Princess Alice Hospice in Esher, Surrey, supported Remember A Charity Week this year by going back to the 1970s.
The charity returned to the days of the UK joining the Common Market, decimalisation, the first test-tube baby and the emergence of punk.
The hospice was one of more than 200 charities taking part in a series of events around the UK urging supporters to pass on something to charity by leaving a gift in their will, after they’ve taken care of friends and family. Former Strictly Come Dancing head judge Len Goodman featured in the national publicity drive for the campaign, along with a spoof version of “Points of View” the BBC TV viewers’ feedback programme.
To mark the campaign the hospice displayed 1970s memorabilia including clothing, household items, LPs, books and toys from the era, as well as a special 1970s menu comprising chicken chasseur, minute steak, a cold buffet with poached salmon, iconic cheese and pineapple on cocktail sticks, and a prawn cocktail. Menus were designed with 70s stars adorning the pages.
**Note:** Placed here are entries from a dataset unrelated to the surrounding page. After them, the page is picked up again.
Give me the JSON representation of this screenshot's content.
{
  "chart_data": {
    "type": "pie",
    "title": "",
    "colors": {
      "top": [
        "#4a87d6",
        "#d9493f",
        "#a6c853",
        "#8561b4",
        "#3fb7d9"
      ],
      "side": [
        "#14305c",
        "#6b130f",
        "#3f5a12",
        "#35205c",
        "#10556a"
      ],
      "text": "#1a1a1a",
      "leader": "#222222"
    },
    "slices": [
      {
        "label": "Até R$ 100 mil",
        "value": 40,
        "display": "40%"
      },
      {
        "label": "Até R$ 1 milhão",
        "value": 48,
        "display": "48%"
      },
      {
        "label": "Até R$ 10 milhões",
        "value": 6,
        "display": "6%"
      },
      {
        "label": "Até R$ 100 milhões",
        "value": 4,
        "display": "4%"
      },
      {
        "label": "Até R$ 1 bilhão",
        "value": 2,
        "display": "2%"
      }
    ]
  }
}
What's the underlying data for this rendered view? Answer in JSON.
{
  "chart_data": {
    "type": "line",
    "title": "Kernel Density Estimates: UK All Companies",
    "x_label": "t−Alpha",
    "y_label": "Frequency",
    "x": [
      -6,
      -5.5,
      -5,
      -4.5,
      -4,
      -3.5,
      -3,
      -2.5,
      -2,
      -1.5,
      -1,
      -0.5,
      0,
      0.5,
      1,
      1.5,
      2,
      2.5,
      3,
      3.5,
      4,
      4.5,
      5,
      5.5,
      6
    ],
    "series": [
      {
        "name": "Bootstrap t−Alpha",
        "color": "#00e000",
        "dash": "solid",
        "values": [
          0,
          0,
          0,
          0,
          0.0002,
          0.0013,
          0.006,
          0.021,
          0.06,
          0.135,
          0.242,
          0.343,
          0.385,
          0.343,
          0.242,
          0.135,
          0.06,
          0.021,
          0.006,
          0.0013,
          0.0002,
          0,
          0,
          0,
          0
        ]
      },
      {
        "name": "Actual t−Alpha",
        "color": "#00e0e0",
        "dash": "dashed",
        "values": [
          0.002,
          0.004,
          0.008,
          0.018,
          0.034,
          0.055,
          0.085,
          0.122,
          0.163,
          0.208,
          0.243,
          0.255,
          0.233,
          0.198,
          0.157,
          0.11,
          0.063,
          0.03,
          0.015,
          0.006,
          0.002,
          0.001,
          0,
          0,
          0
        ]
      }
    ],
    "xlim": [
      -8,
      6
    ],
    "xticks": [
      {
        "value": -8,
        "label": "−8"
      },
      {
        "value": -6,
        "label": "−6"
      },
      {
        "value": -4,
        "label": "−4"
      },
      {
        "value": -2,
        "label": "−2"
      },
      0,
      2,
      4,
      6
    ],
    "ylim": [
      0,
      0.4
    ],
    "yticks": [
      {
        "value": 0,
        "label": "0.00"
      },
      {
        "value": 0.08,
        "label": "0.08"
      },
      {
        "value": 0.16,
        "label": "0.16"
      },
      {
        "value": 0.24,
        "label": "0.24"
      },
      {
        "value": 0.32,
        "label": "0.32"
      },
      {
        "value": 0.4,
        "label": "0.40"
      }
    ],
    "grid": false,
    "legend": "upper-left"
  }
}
Staff delved into their wardrobes – and the charity’s high street shops – to dig out 1970s fashions like flares, hippy gear, platform shoes and shades. There was also a 70s-style film screening of the week’s promotional videos, with popcorn.
It was all with a serious purpose – to highlight the huge importance of legacies in funding the work of Princess Alice Hospice. Last year £5.1 million was donated through wills to the hospice, making it the charity’s biggest income stream – 50 per cent of the total £10.3 million.